D’après ces estimations, le produit intérieur brut (PIB) de la RDC serait évalué à environ 123 milliards de dollars en 2026, contre 122 milliards pour l’Éthiopie. Un écart d’environ un milliard de dollars seulement, mais qui, s’il se confirme, marquerait un basculement symbolique dans le classement économique régional, plaçant Kinshasa devant Addis-Abeba pour la première fois.
Cette évolution serait largement soutenue par la performance du secteur extractif congolais, en particulier les exportations de cuivre et de cobalt.
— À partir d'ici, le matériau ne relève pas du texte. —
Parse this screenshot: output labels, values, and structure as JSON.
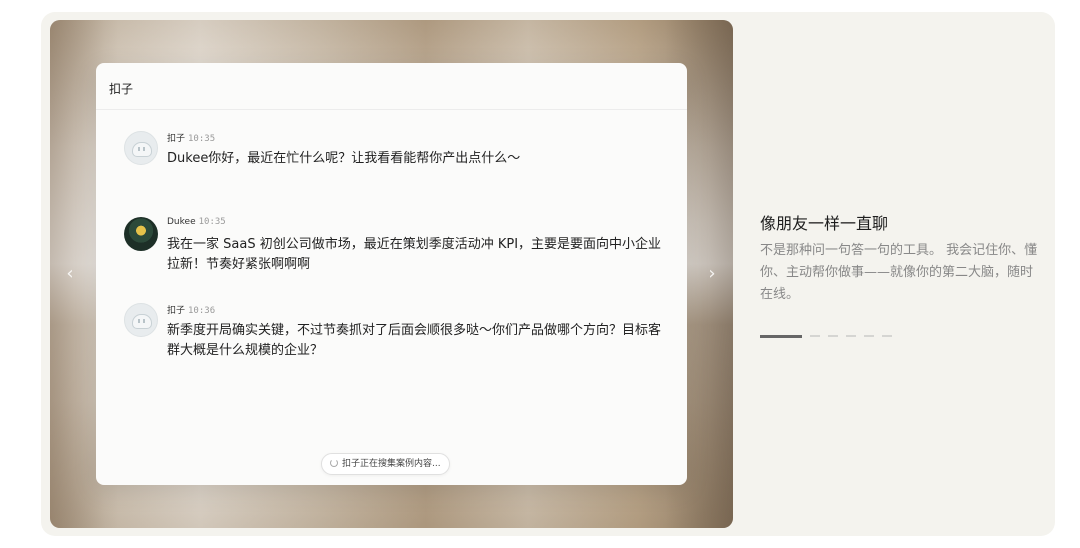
{
  "chat": {
    "title": "扣子",
    "messages": [
      {
        "sender": "扣子",
        "time": "10:35",
        "text": "Dukee你好，最近在忙什么呢？让我看看能帮你产出点什么～"
      },
      {
        "sender": "Dukee",
        "time": "10:35",
        "text": "我在一家 SaaS 初创公司做市场，最近在策划季度活动冲 KPI，主要是要面向中小企业拉新！节奏好紧张啊啊啊"
      },
      {
        "sender": "扣子",
        "time": "10:36",
        "text": "新季度开局确实关键，不过节奏抓对了后面会顺很多哒～你们产品做哪个方向？目标客群大概是什么规模的企业？"
      }
    ],
    "status": "扣子正在搜集案例内容..."
  },
  "carousel": {
    "prev_icon": "chevron-left-icon",
    "next_icon": "chevron-right-icon",
    "prev_glyph": "‹",
    "next_glyph": "›",
    "slide_count": 6,
    "active_index": 0
  },
  "side": {
    "title": "像朋友一样一直聊",
    "description": "不是那种问一句答一句的工具。 我会记住你、懂你、主动帮你做事——就像你的第二大脑，随时在线。"
  },
  "colors": {
    "panel_bg": "#f4f3ee",
    "chat_bg": "#fbfbfa",
    "desc_text": "#888888",
    "active_dot": "#666666"
  }
}
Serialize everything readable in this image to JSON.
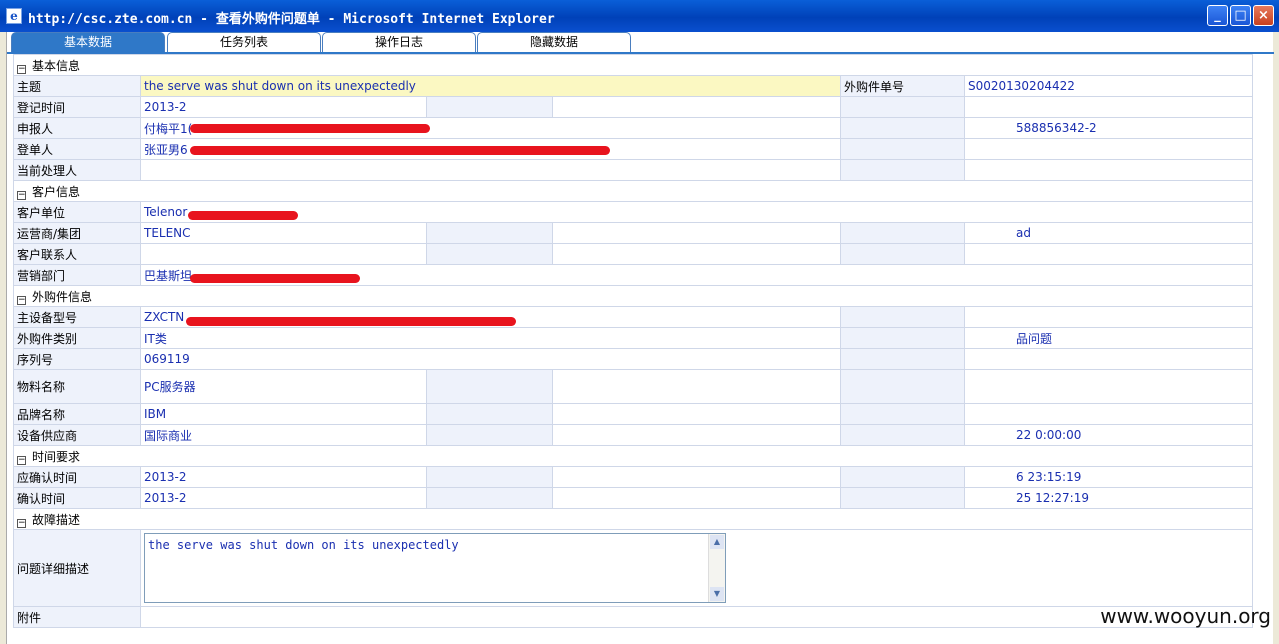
{
  "window": {
    "title": "http://csc.zte.com.cn - 查看外购件问题单 - Microsoft Internet Explorer",
    "min_glyph": "_",
    "max_glyph": "□",
    "close_glyph": "×"
  },
  "tabs": [
    {
      "label": "基本数据",
      "active": true
    },
    {
      "label": "任务列表",
      "active": false
    },
    {
      "label": "操作日志",
      "active": false
    },
    {
      "label": "隐藏数据",
      "active": false
    }
  ],
  "sections": {
    "basic": "基本信息",
    "customer": "客户信息",
    "part": "外购件信息",
    "time": "时间要求",
    "fault": "故障描述"
  },
  "fields": {
    "subject_label": "主题",
    "subject_value": "the serve was shut down on its unexpectedly",
    "order_no_label": "外购件单号",
    "order_no_value": "S0020130204422",
    "reg_time_label": "登记时间",
    "reg_time_value": "2013-2",
    "reporter_label": "申报人",
    "reporter_value": "付梅平1(",
    "reporter_phone_value": "588856342-2",
    "registrant_label": "登单人",
    "registrant_value": "张亚男6",
    "handler_label": "当前处理人",
    "customer_unit_label": "客户单位",
    "customer_unit_value": "Telenor",
    "operator_label": "运营商/集团",
    "operator_value": "TELENC",
    "operator_right_value": "ad",
    "customer_contact_label": "客户联系人",
    "sales_dept_label": "营销部门",
    "sales_dept_value": "巴基斯坦",
    "main_model_label": "主设备型号",
    "main_model_value": "ZXCTN",
    "part_type_label": "外购件类别",
    "part_type_value": "IT类",
    "part_type_right_value": "品问题",
    "serial_label": "序列号",
    "serial_value": "069119",
    "material_label": "物料名称",
    "material_value": "PC服务器",
    "brand_label": "品牌名称",
    "brand_value": "IBM",
    "supplier_label": "设备供应商",
    "supplier_value": "国际商业",
    "supplier_right_value": "22 0:00:00",
    "confirm_due_label": "应确认时间",
    "confirm_due_value": "2013-2",
    "confirm_due_right_value": "6 23:15:19",
    "confirmed_label": "确认时间",
    "confirmed_value": "2013-2",
    "confirmed_right_value": "25 12:27:19",
    "detail_label": "问题详细描述",
    "detail_value": "the serve was shut down on its unexpectedly",
    "attach_label": "附件"
  },
  "watermark": "www.wooyun.org",
  "colors": {
    "titlebar": "#0041b8",
    "active_tab": "#2f78c8",
    "label_bg": "#eef2fb",
    "value_text": "#1a2fb0",
    "subject_highlight": "#fbf8c2",
    "redaction": "#e8141e"
  }
}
Ces ressources stratégiques, très sollicitées dans le cadre de la transition énergétique mondiale, renforcent l’attractivité économique du pays et alimentent sa croissance nominale.
Dans le même temps, les projections s’appuient sur une amélioration progressive de certains indicateurs macroéconomiques observés ces dernières années, notamment dans un contexte de regain d’intérêt des investisseurs pour les minerais critiques. La RDC bénéficie ainsi d’un positionnement privilégié dans les chaînes d’approvisionnement mondiales liées aux technologies vertes et aux batteries électriques.
Toutefois, ces perspectives demeurent conditionnées à plusieurs variables structurelles. La stabilité sécuritaire dans l’est du pays, la qualité de la gouvernance économique et la capacité de transformation locale des ressources naturelles en croissance inclusive restent des défis majeurs. Des contraintes qui continuent d’influencer la trajectoire globale de l’économie congolaise malgré son potentiel important.